Este período ao serviço de um dos nossos maiores atores de sempre levá-lo-ia também pela primeira vez ao Brasil, onde acabaria por voltar pouco depois para integrar o elenco da companhia carioca de Itala Fausta, uma das actrizes mais queridas do público brasileiro.

No regresso do Brasil, José Gamboa integrou o elenco de diversos espetáculos levados a cena nos teatros Avenida, Variedades e Ginásio, fixando-se depois durante três anos na companhia do actor Erico Braga, onde fez furor em duas peças de Ramada Curto – “Sua Alteza” e “A Cadeira da Verdade. 


Recebeu então o convite para ingressar na companhia da actriz argentina Berta Singerman, mas preferiu rumar ao Teatro D. Maria II para protagonizar “Gladiadores”, uma nova peça de Alfredo Cortez, que viria a ser ferozmente pateada no dia da estreia.
Esta sua primeira passagem pelo palco do Rossio durou apenas um ano, já que o ator não resistiu a uma nova proposta de Erico Braga, desta vez para fazer “Papirusa” ao lado de Palmira Bastos. Com este grande sucesso, José Gamboa conquistou definitivamente os favores do público e da crítica. 

Os convites para novos trabalhos sucederam-se de imediato, levando o ator a percorrer os mais diversos palcos. Os teatros Politeama e Ginásio acolheram algumas das suas mais brilhantes criações, que viriam a constituir-se num trampolim para sua primeira experiência na revista à portuguesa.

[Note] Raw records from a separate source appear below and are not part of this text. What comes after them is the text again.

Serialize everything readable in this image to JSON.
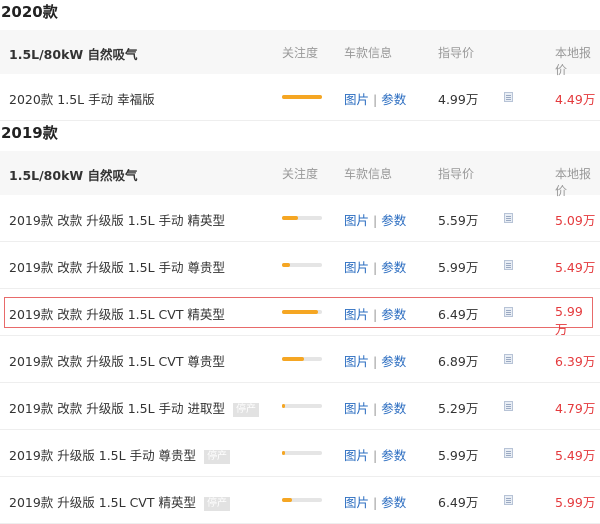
{
  "sections": [
    {
      "year": "2020款",
      "engine": "1.5L/80kW 自然吸气",
      "headers": {
        "attention": "关注度",
        "info": "车款信息",
        "guide": "指导价",
        "local": "本地报价"
      },
      "rows": [
        {
          "name": "2020款 1.5L 手动 幸福版",
          "attention": 1.0,
          "pic": "图片",
          "sep": "|",
          "param": "参数",
          "guide": "4.99万",
          "local": "4.49万",
          "stopped": ""
        }
      ]
    },
    {
      "year": "2019款",
      "engine": "1.5L/80kW 自然吸气",
      "headers": {
        "attention": "关注度",
        "info": "车款信息",
        "guide": "指导价",
        "local": "本地报价"
      },
      "rows": [
        {
          "name": "2019款 改款 升级版 1.5L 手动 精英型",
          "attention": 0.4,
          "pic": "图片",
          "sep": "|",
          "param": "参数",
          "guide": "5.59万",
          "local": "5.09万",
          "stopped": ""
        },
        {
          "name": "2019款 改款 升级版 1.5L 手动 尊贵型",
          "attention": 0.2,
          "pic": "图片",
          "sep": "|",
          "param": "参数",
          "guide": "5.99万",
          "local": "5.49万",
          "stopped": ""
        },
        {
          "name": "2019款 改款 升级版 1.5L CVT 精英型",
          "attention": 0.9,
          "pic": "图片",
          "sep": "|",
          "param": "参数",
          "guide": "6.49万",
          "local": "5.99万",
          "stopped": "",
          "highlighted": true
        },
        {
          "name": "2019款 改款 升级版 1.5L CVT 尊贵型",
          "attention": 0.55,
          "pic": "图片",
          "sep": "|",
          "param": "参数",
          "guide": "6.89万",
          "local": "6.39万",
          "stopped": ""
        },
        {
          "name": "2019款 改款 升级版 1.5L 手动 进取型",
          "attention": 0.08,
          "pic": "图片",
          "sep": "|",
          "param": "参数",
          "guide": "5.29万",
          "local": "4.79万",
          "stopped": "停产"
        },
        {
          "name": "2019款 升级版 1.5L 手动 尊贵型",
          "attention": 0.08,
          "pic": "图片",
          "sep": "|",
          "param": "参数",
          "guide": "5.99万",
          "local": "5.49万",
          "stopped": "停产"
        },
        {
          "name": "2019款 升级版 1.5L CVT 精英型",
          "attention": 0.25,
          "pic": "图片",
          "sep": "|",
          "param": "参数",
          "guide": "6.49万",
          "local": "5.99万",
          "stopped": "停产"
        }
      ]
    }
  ],
  "colors": {
    "accent_price": "#e4393c",
    "link": "#2a6cc0",
    "bar_fill": "#f5a623",
    "highlight_border": "#e86a6a"
  },
  "icons": {
    "calc": "calculator-icon"
  }
}
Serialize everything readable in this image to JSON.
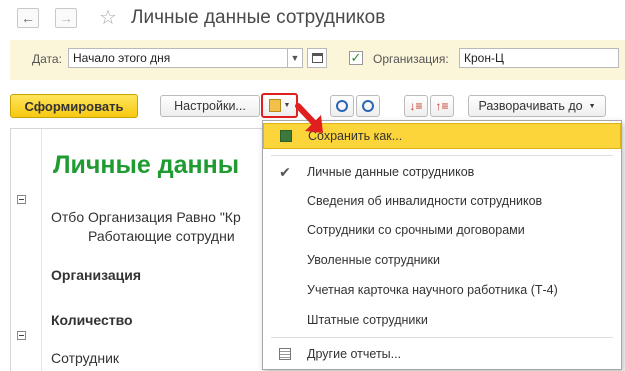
{
  "window": {
    "title": "Личные данные сотрудников"
  },
  "params": {
    "date_label": "Дата:",
    "date_value": "Начало этого дня",
    "org_checkbox_checked": true,
    "org_label": "Организация:",
    "org_value": "Крон-Ц"
  },
  "toolbar": {
    "generate_label": "Сформировать",
    "settings_label": "Настройки...",
    "expand_label": "Разворачивать до"
  },
  "report": {
    "title": "Личные данны",
    "line1_prefix": "Отбо",
    "line1_text": "Организация Равно \"Кр",
    "line2_text": "Работающие сотрудни",
    "org_header": "Организация",
    "count_header": "Количество",
    "employee_header": "Сотрудник"
  },
  "menu": {
    "items": [
      {
        "label": "Сохранить как...",
        "icon": "save-as-icon",
        "highlighted": true
      },
      {
        "label": "Личные данные сотрудников",
        "icon": "checkmark-icon",
        "checked": true
      },
      {
        "label": "Сведения об инвалидности сотрудников"
      },
      {
        "label": "Сотрудники со срочными договорами"
      },
      {
        "label": "Уволенные сотрудники"
      },
      {
        "label": "Учетная карточка научного работника (Т-4)"
      },
      {
        "label": "Штатные сотрудники"
      },
      {
        "label": "Другие отчеты...",
        "icon": "report-list-icon"
      }
    ]
  },
  "colors": {
    "accent_yellow": "#f7c911",
    "highlight": "#fbd53a",
    "report_title_green": "#1f9b32",
    "arrow_red": "#e02020",
    "params_bg": "#fbf5d9"
  }
}
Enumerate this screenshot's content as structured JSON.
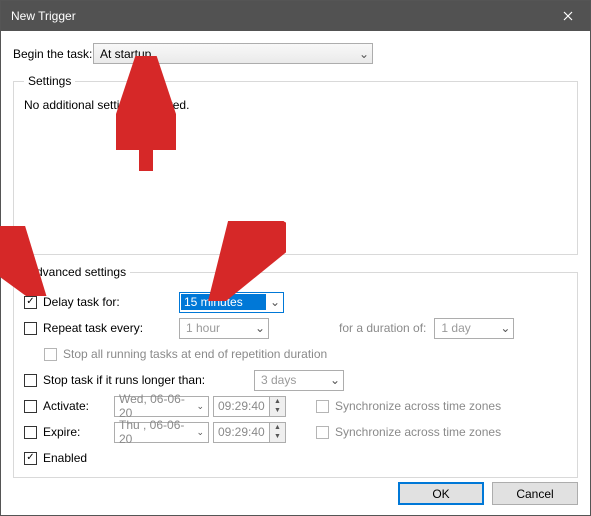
{
  "window": {
    "title": "New Trigger"
  },
  "begin": {
    "label": "Begin the task:",
    "value": "At startup"
  },
  "settings": {
    "legend": "Settings",
    "message": "No additional settings required."
  },
  "advanced": {
    "legend": "Advanced settings",
    "delay": {
      "checked": true,
      "label": "Delay task for:",
      "value": "15 minutes"
    },
    "repeat": {
      "checked": false,
      "label": "Repeat task every:",
      "value": "1 hour",
      "duration_label": "for a duration of:",
      "duration_value": "1 day"
    },
    "stop_repetition": {
      "checked": false,
      "label": "Stop all running tasks at end of repetition duration"
    },
    "stop_after": {
      "checked": false,
      "label": "Stop task if it runs longer than:",
      "value": "3 days"
    },
    "activate": {
      "checked": false,
      "label": "Activate:",
      "date": "Wed, 06-06-20",
      "time": "09:29:40",
      "sync": "Synchronize across time zones"
    },
    "expire": {
      "checked": false,
      "label": "Expire:",
      "date": "Thu , 06-06-20",
      "time": "09:29:40",
      "sync": "Synchronize across time zones"
    },
    "enabled": {
      "checked": true,
      "label": "Enabled"
    }
  },
  "buttons": {
    "ok": "OK",
    "cancel": "Cancel"
  },
  "annotations": {
    "arrow_color": "#d62828"
  }
}
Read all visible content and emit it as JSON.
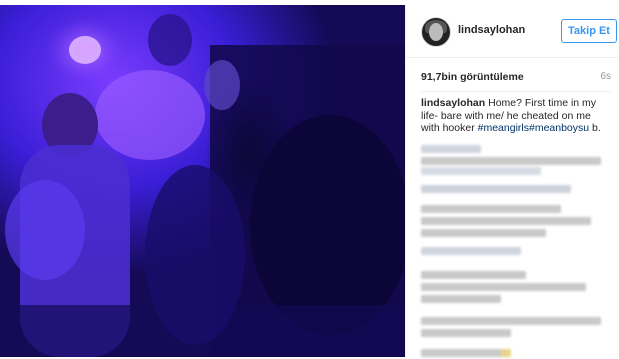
{
  "post": {
    "username": "lindsaylohan",
    "follow_label": "Takip Et",
    "views": "91,7bin görüntüleme",
    "time": "6s",
    "caption_user": "lindsaylohan",
    "caption_text": "Home? First time in my life- bare with me/ he cheated on me with hooker",
    "hashtag_1": "#meangirls",
    "hashtag_2": "#meanboysu",
    "caption_tail": "b."
  },
  "colors": {
    "accent": "#3897f0",
    "hashtag": "#003569",
    "text": "#262626",
    "muted": "#999999",
    "media_bg": "#1a0c6a"
  },
  "icons": {
    "avatar": "profile-avatar"
  }
}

Na fachada daquele velho teatro do Chiado, decorria o ano de 1937, o seu nome figurou em letras garrafais no telão que anunciava a revista “Balancé”, espetáculo que arrastou multidões. Mas após esta bem-sucedida incursão pelo teatro musicado, José Gamboa voltaria de novo aos textos dramáticos numa companhia que fundou com a atriz Aura Abranches. “Cinema” de Aura Abranches foi uma das mais marcantes produções do teatro português na temporada 1937-1938, cujo protagonismo assumiu, valendo-lhe os maiores elogios da crítica portuguesa e um novo convite para voltar ao Brasil, desta vez tendo como parceira a atriz Maria Matos.
Porém, durante a sua estada no Rio de Janeiro, José Gamboa começou a sentir-se fraco, sem energia. No regresso ainda pisou o palco do Teatro da Trindade, mas passado pouco tempo uma doença de certa gravidade declara-se e ele vê-se obrigado a abandonar a cena durante largos meses. No período de convalescença, ruma a Madrid, onde se dedica à atividade cinematográfica a convite de uma produtora franco espanhola, mas sem obter grande sucesso. 

Já quase completamente recomposto da doença, José Gamboa volta para Lisboa e ingressa no Teatro Avenida, destacando-se aí em algumas interpretações de qualidade, como em “Duas Causas” de Bernstein, que o levam de novo ao Teatro D. Maria II.


Porém, em 1946, desliga-se daquele teatro e entra nos Comediantes de Lisboa, cuja empresa acabará por atacar violentamente, apesar de alguns êxitos alcançados em “Báton” de Alfredo Cortez e “Casa de Boneca” de Ibsen. Regressa ao palco do Rossio, em 1950, por dois anos, e percorre depois vários teatros e companhias. O seu temperamento polémico vai criando anticorpos por onde passa, levando-o ao desemprego. Perante esta inesperada situação, o ator dedica-se às mais diversas atividades, que de todo desconhecia, para se sustentar a si e aos seus.
Como o próprio referiu numa entrevista, José Gamboa passou materialmente «períodos bons» mas sofreu também «horas péssimas, de muita amargura e aflição». Apesar dos êxitos, que talvez não tenha sabido aproveitar devidamente, «ao fim de quase trinta anos de exercício digno» da sua arte, o ator tinha a vida «irremediavelmente destruída». 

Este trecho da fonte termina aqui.